Critique
Wolfgang Fasser a perdu la vue à l’âge de 22 ans (maladie génétique) et s’est donné comme tâche, par la suite, de faire découvrir le monde des sons à des enfants gravement handicapés. Le documentaire de Nicola Bellucci entraîne le spectateur sur le difficile chemin de l’obscurité.

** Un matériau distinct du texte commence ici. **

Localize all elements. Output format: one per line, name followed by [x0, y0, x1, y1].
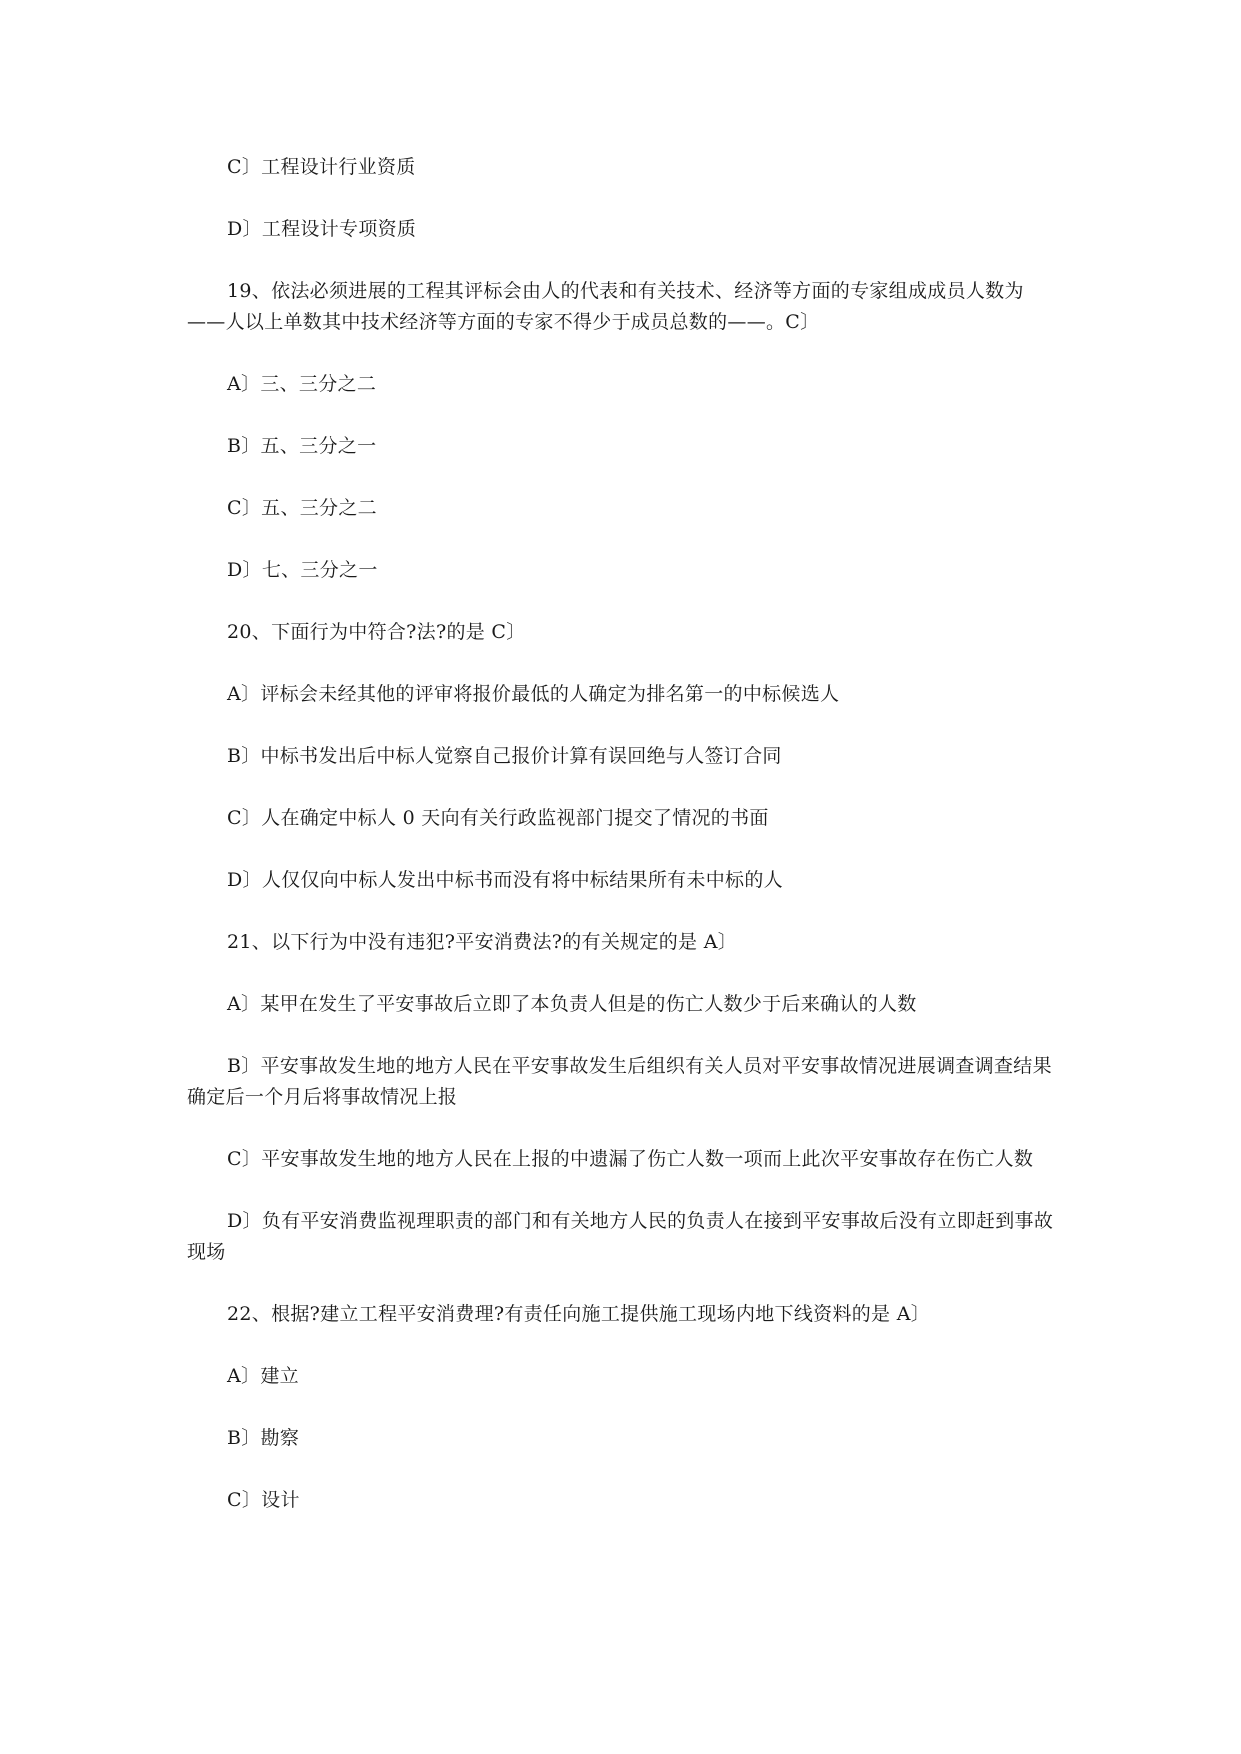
- question-21-option-d: D〕负有平安消费监视理职责的部门和有关地方人民的负责人在接到平安事故后没有立即赶到事故现场: [187, 1210, 1054, 1263]
- question-20-option-a: A〕评标会未经其他的评审将报价最低的人确定为排名第一的中标候选人: [227, 683, 840, 705]
- question-21-option-a: A〕某甲在发生了平安事故后立即了本负责人但是的伤亡人数少于后来确认的人数: [227, 993, 917, 1015]
- question-19: 19、依法必须进展的工程其评标会由人的代表和有关技术、经济等方面的专家组成成员人数为——人以上单数其中技术经济等方面的专家不得少于成员总数的——。C〕: [187, 280, 1024, 333]
- question-20: 20、下面行为中符合?法?的是 C〕: [227, 621, 526, 643]
- question-22-option-b: B〕勘察: [227, 1427, 300, 1449]
- question-20-option-b: B〕中标书发出后中标人觉察自己报价计算有误回绝与人签订合同: [227, 745, 782, 767]
- question-19-option-d: D〕七、三分之一: [227, 559, 378, 581]
- question-20-option-c: C〕人在确定中标人 0 天向有关行政监视部门提交了情况的书面: [227, 807, 769, 829]
- question-19-option-c: C〕五、三分之二: [227, 497, 377, 519]
- question-20-option-d: D〕人仅仅向中标人发出中标书而没有将中标结果所有未中标的人: [227, 869, 783, 891]
- question-21-option-b: B〕平安事故发生地的地方人民在平安事故发生后组织有关人员对平安事故情况进展调查调查结果确定后一个月后将事故情况上报: [187, 1055, 1052, 1108]
- document-body: [187, 152, 1057, 1516]
- question-19-option-b: B〕五、三分之一: [227, 435, 377, 457]
- question-21-option-c: C〕平安事故发生地的地方人民在上报的中遗漏了伤亡人数一项而上此次平安事故存在伤亡人数: [227, 1148, 1034, 1170]
- question-22: 22、根据?建立工程平安消费理?有责任向施工提供施工现场内地下线资料的是 A〕: [227, 1303, 931, 1325]
- question-19-option-a: A〕三、三分之二: [227, 373, 377, 395]
- option-d-special-qualification: D〕工程设计专项资质: [227, 218, 417, 240]
- question-21: 21、以下行为中没有违犯?平安消费法?的有关规定的是 A〕: [227, 931, 738, 953]
- question-22-option-c: C〕设计: [227, 1489, 300, 1511]
- option-c-industry-qualification: C〕工程设计行业资质: [227, 156, 416, 178]
- question-22-option-a: A〕建立: [227, 1365, 299, 1387]
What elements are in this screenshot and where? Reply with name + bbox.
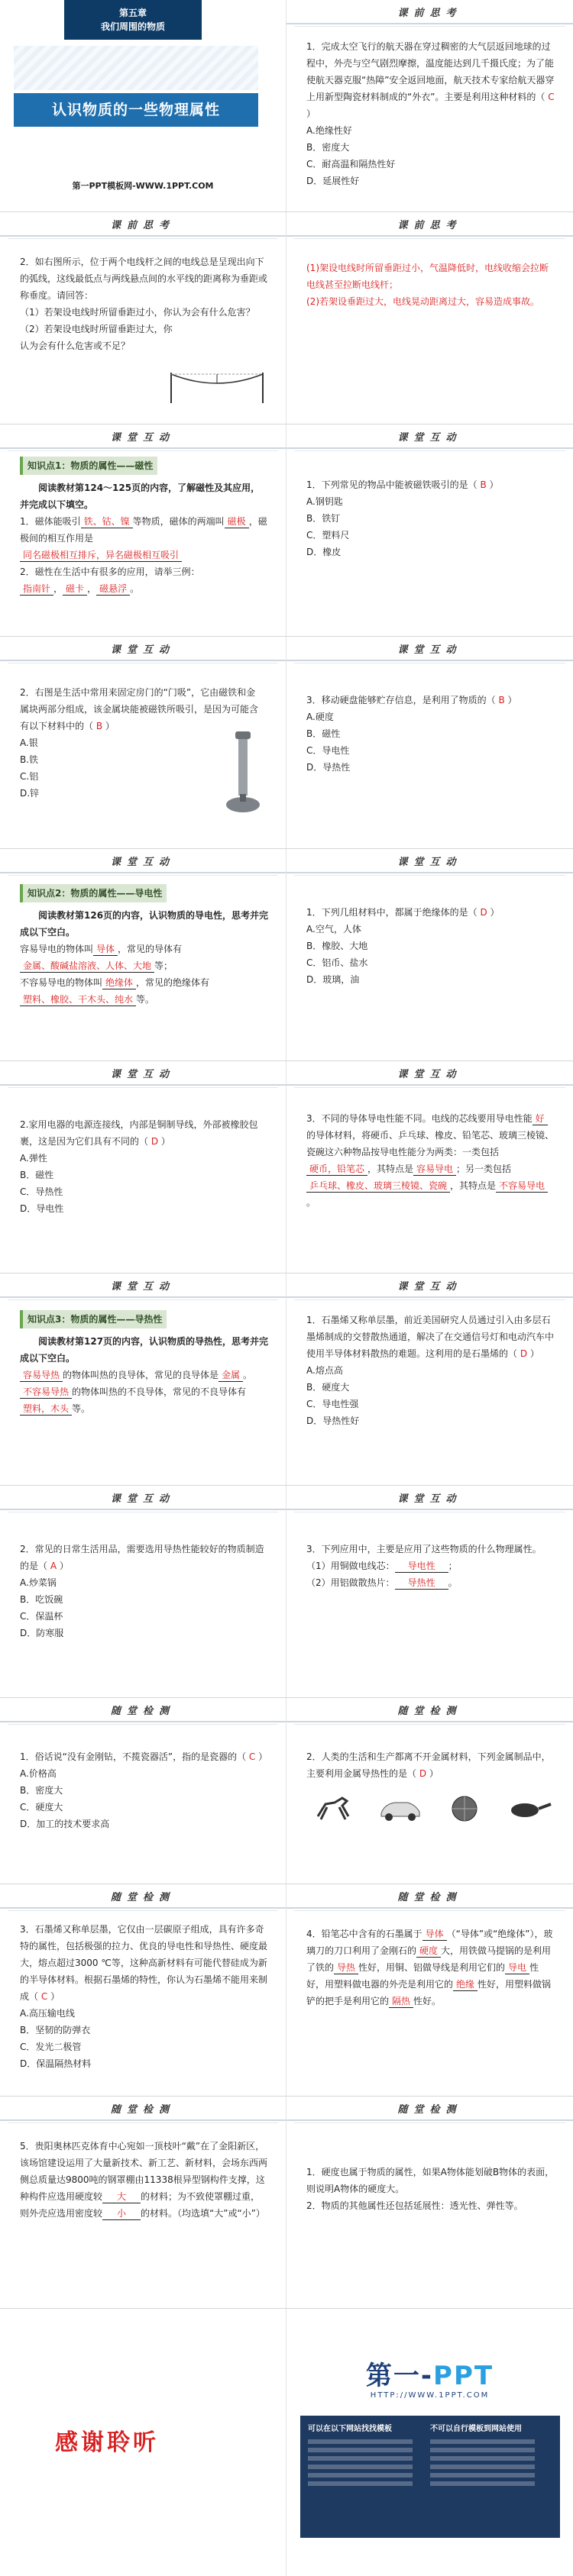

En 1999, Wolfgang Fasser quitte Glaris pour aller s’installer dans un petit village reculé de Toscane. Il y travaille depuis comme musicothérapeute, utilisant sa propre expérience de vie d’aveugle pour apporter son aide à de jeunes patients, à quelques adultes aussi. On suit ainsi les progrès de plusieurs d’entre eux, dans leurs efforts à sortir d’un total repli sur eux-mêmes. Qu’ils soient autistes, muets, aveugles ou IMC, Wolfgang réussit à les faire entrer dans son «jardin des sons» où ils essaient de rétablir un lien avec les autres, de gagner en autonomie et, peut-être, de réduire cette «injustice» qui leur a été faite. Certains parviennent ainsi à s’ouvrir à notre monde grâce à l’interaction du son, du toucher et du mouvement.
Le film se présente comme un portrait complexe, porté par une bande sonore raffinée: Wolfgang s’en va régulièrement - à la tombée de la nuit - enregistrer, dans le silence de la nature, les bruits des bêtes et de la campagne. Son travail avec les sons, minutieusement décrit, est impressionnant. Ainsi immergé dans la nature, le protagoniste donne véritablement l’impression d’«entendre» le paysage, créant de la sorte un rapport - à l’inverse du cinéma? - qui va de l’écoute à la vision (intérieure). Des moments de grâce, où la musique qui accompagne le film fait bien plus qu’illustrer des images.
Né en Italie, établi à Bâle, le cinéaste Nicola Bellucci a observé pendant deux ans le patient travail mené par cet homme qui semble ne jamais désespérer. NEL GIARDINO DEI SUONI est un film humaniste, qui sait éviter toute sensiblerie. Il a obtenu le Prix de Soleure en 2010 et, par la suite, beaucoup d’autres distinctions dans des festivals d’importance internationale (Florence, Taïwan et Sao Paulo).